Куприн вспоминает, что Чехов убеждал его не обращаться к записным книжкам, полагаясь во всем на память и воображение.
Сам Чехов, впрочем, вел записные книжки, правда, не с самого раннего периода своего творчества.
Впервые он прибегает к таким записям в 1887 году, а систематически ведет их с 1891 года, то есть в наиболее зрелый период деятельности. Художественные зарисовки переплетаются здесь с путевыми заметками, с сельскохозяйственной характеристикой того или иного района.
Интересен совет, данный Чеховым тому же Куприну: «Не надо записывать сравнений, метких черточек, подробностей, картин природы — это должно появиться само собой, когда будет нужно.

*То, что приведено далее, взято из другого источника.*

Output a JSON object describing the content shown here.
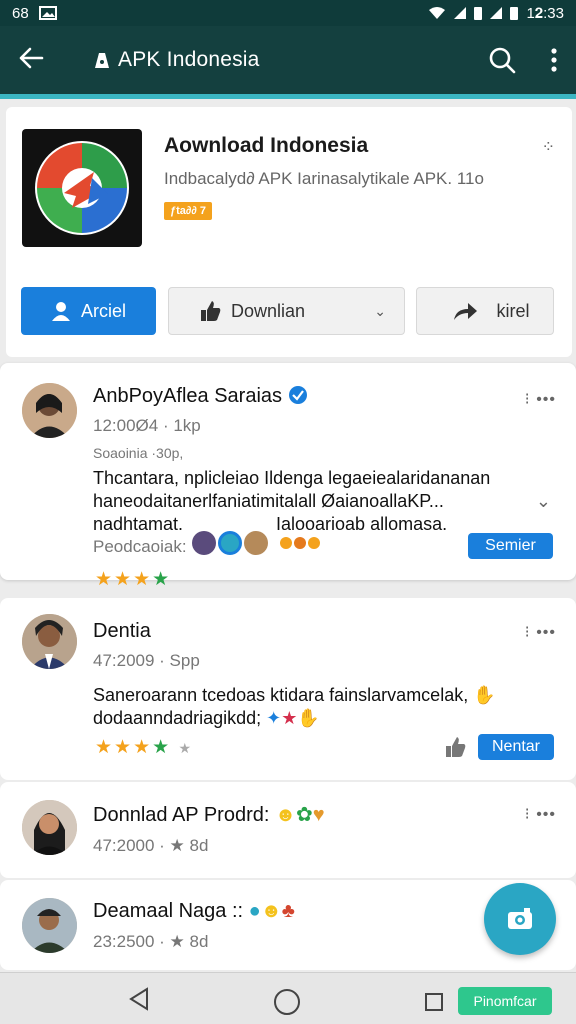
{
  "status_bar": {
    "left_text": "68",
    "time": "1𝟐:33"
  },
  "app_bar": {
    "title": "APK Indonesia"
  },
  "app": {
    "title": "Aownload Indonesia",
    "subtitle": "Indbacalyd∂ APK Iarinasalytikale APK. 11o",
    "badge": "ƒta∂∂ 7",
    "buttons": {
      "primary": "Arciel",
      "download": "Downlian",
      "share": "kirel"
    }
  },
  "reviews": [
    {
      "name": "AnbPoyAflea Saraias",
      "meta1": "12:00Ø4 · 1kp",
      "meta2": "Soaoinia ·30p,",
      "text1": "Thcantara, nplicleiao Ildenga legaeiealaridananan",
      "text2": "haneodaitanerlfaniatimitalall ØaianoallaKP...",
      "text3": "nadhtamat.",
      "text3b": "Ialooarioab allomasa.",
      "footer": "Peodcaoiak:",
      "pill": "Semier"
    },
    {
      "name": "Dentia",
      "meta": "47:2009 · Spp",
      "text1": "Saneroarann tcedoas ktidara fainslarvamcelak,",
      "text2": "dodaanndadriagikdd;",
      "pill": "Nentar"
    },
    {
      "name": "Donnlad AP Prodrd:",
      "meta": "47:2000 · ★ 8d"
    },
    {
      "name": "Deamaal Naga ::",
      "meta": "23:2500 · ★ 8d"
    }
  ],
  "nav": {
    "pill": "Pinomfcar"
  },
  "colors": {
    "appbar": "#14403f",
    "accent": "#3bb6c2",
    "primary": "#1a7fdc",
    "fab": "#2aa6c4",
    "star": "#f4a21d"
  },
  "icons": [
    "back-arrow-icon",
    "apk-logo-icon",
    "search-icon",
    "more-vert-icon",
    "user-icon",
    "thumb-icon",
    "share-arrow-icon",
    "verified-icon",
    "camera-icon"
  ]
}
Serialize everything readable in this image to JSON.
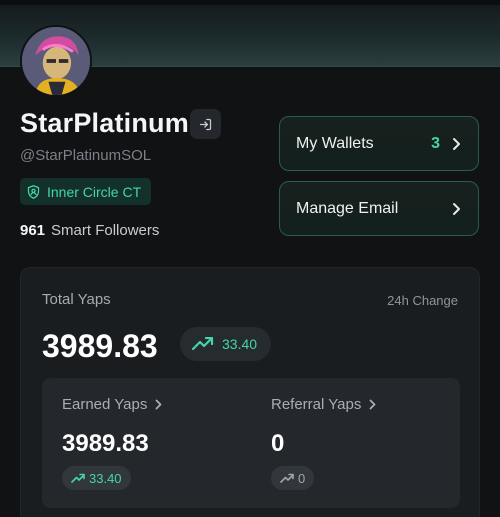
{
  "profile": {
    "display_name": "StarPlatinum",
    "handle": "@StarPlatinumSOL",
    "badge": "Inner Circle CT",
    "smart_followers_count": "961",
    "smart_followers_label": "Smart Followers"
  },
  "actions": {
    "wallets_label": "My Wallets",
    "wallets_count": "3",
    "email_label": "Manage Email"
  },
  "yaps": {
    "title": "Total Yaps",
    "change_label": "24h Change",
    "total": "3989.83",
    "total_change": "33.40",
    "earned": {
      "label": "Earned Yaps",
      "value": "3989.83",
      "change": "33.40"
    },
    "referral": {
      "label": "Referral Yaps",
      "value": "0",
      "change": "0"
    }
  },
  "colors": {
    "accent": "#44d6a8",
    "background": "#101214",
    "card": "#1a1d20"
  },
  "icons": [
    "logout-icon",
    "shield-user-icon",
    "chevron-right-icon",
    "trending-up-icon"
  ]
}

Но голый факт, редкое имя, техническое название надо занести в книжку, иначе забудется, рассеется».
Фрагменты самого Чехова лишь частично реализуют это указание: в них, например, вовсе нет технических названий, но много элементов будущих характеров и сюжетов.
Он охотно записывает в книжку каламбуры («садовник изменник, когда он продает настурции»), редкие и комические сочетания имен и фамилий: «Евсей Перчик» (записано трижды), «Розалия Осиповна Аромат», «маленький, крошечный мальчик, по фамилии Трахтенбауэр» (комический контраст между ростом ребенка и солидностью фамилии).
Некоторые фамилии заносятся Чеховым в расчете на определенный жанр, в котором они будут использованы: «для водевиля: Капитон Иваныч Чирий».
Большое внимание обращает он на смешные выражения и обороты речи: «Немка: мой муж был большой любовник ходить на охоту»;
«Вы хотите есть? — нет, наоборот»;
«Почва так хороша, что если посадить в землю оглоблю, то через год вырастет огурец».
В ряде чеховских зарисовок уже содержатся зерна будущего характера: «Эпоха в жизни чиновника, когда он из Дмитрия превращается в Димитрия».
Или: «Мама, Петя Богу не молился. Петю будят, он молится и плачет, потом ложится и грозится кулаком тому, кто пожаловался».
Эта запись чудесна: в ней уже предчувствуется типичный чеховский образ того ребенка, которого окружающие заставляют лицемерить. Много в чеховских книжках и записей анекдотов — о горничной, забрасывающей далеко под кровать туфли холостяка, об актрисе, обещающей «подробности завтра».
Эти смешные сюжеты Чехов собирал особенно настойчиво и, может быть, особенно ценил их («у меня несколько книжек записных с сюжетами»).
Довольно значительная часть записей использована была в его произведениях — сценка с заказом «главного мастера клеветы и злословия», забавная деталь об особом лае рыжих собак.
Выражение гимназиста: «Это плод вашего воображения, покрытый мраком неизвестности» — закрепилось за Лопахиным в одном из сильнейших мест «Вишневого сада» (рассказ об аукционе), а слова: «Голодная собака верит только в мясо» сделались характерным признанием безденежного Симеонова-Пищика.
Целиком был реализован в «Анне на шее» коротенький сюжет о чиновнике и его легкомысленной жене.
Однако остался нереализованным рассказанный Чехову актерский анекдот («Сцена — это храм»), — Куприн сам использовал его в рассказе «Как я был актером».
Характерна исключительная сжатость этой записи, занимающей всего две реплики. Работа эта велась художником непрерывно, — нередко в разговоре он вынимал маленькую записную книжку и что-то отмечал.
Вот, как выглядит подступы к рассказу «Скрипка Ротшильда»:
«У гробовщика умирает жена; он делает гроб. Она умрет дня через три, но он спешит с гробом, потому что завтра и в следующие за тем дни – праздник, например, Пасха.
На 3-4-й день она все-таки не умерла; приходят покупать гроб.
Он, находясь в неизвестности, продает; она умирает.
Он бранит ее, когда ее соборуют. Когда она умирает, он записывает гроб в расход. С живой жены снял мерку.
Она: «помнишь, 30 лет назад у нас родился ребеночек с белокурыми волосиками? Мы сидели на речке». После ее смерти, он пошел на речку; за 30 лет верба значительно выросла».
Очень противоречивое отношение к записным книжкам было у А. Н. Толстого.